The plaintiff is entitled to a preliminary injunction prohibiting the defendant from denying him access to the files of insureds who were his clients while he was affiliated with the defendant and the "x-date" files including the names, addresses, and other relevant information as to prospective clients that were identified as such in whole or in part by the plaintiff's efforts.
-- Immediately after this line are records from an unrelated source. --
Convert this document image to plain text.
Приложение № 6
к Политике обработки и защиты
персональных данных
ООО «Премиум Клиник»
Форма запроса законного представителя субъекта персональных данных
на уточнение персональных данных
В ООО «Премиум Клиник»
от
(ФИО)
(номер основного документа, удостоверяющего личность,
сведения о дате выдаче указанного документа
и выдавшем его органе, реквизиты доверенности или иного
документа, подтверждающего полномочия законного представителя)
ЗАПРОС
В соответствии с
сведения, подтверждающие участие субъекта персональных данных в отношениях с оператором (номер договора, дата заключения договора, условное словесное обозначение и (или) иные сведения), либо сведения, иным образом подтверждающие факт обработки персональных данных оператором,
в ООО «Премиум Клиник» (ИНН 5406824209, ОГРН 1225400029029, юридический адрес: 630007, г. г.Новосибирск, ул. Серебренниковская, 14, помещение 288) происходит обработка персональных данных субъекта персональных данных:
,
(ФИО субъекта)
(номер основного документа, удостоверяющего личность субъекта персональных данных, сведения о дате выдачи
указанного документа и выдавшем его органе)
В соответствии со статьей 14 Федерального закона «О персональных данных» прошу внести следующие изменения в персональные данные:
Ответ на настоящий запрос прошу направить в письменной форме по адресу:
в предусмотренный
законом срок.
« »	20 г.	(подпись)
The plaintiff seeks further relief to prohibit the defendant agency from suggesting to his clients that he voluntarily left the defendant. The plaintiff introduced evidence that his clients have received a letter reporting his departure, however he has offered only speculation as to the effect of that message on the receivers. The evidence indicated that the defendant now supplies the plaintiff's telephone number to those who inquire, and there was no indication that the defendant intends to cease to do so or to engage in further conduct to discourage customers from conferring with the plaintiff. Injunctions are not to be issued merely because of fears or apprehensions of future harm. Moore v. Serafin, 163 Conn. 1 (1972). At any rate, access to his customer's records in adequate to enable the plaintiff to cure any misimpression caused in the past and prevent any further harm.
CONCLUSION
The application for prejudgment replevin of records is denied.
The defendant, its agents and employees are hereby enjoined until further order of the court from denying the plaintiff access to the files of insureds who were designated as his clients while he was affiliated with the defendant. The defendant is further enjoined from denying the plaintiff access to the "x-date" files, including the names, addresses, expiration dates, and other information relevant to future insurance needs of prospective clients identified as such in whole or in part by the efforts of the plaintiff while he was affiliated with the defendant.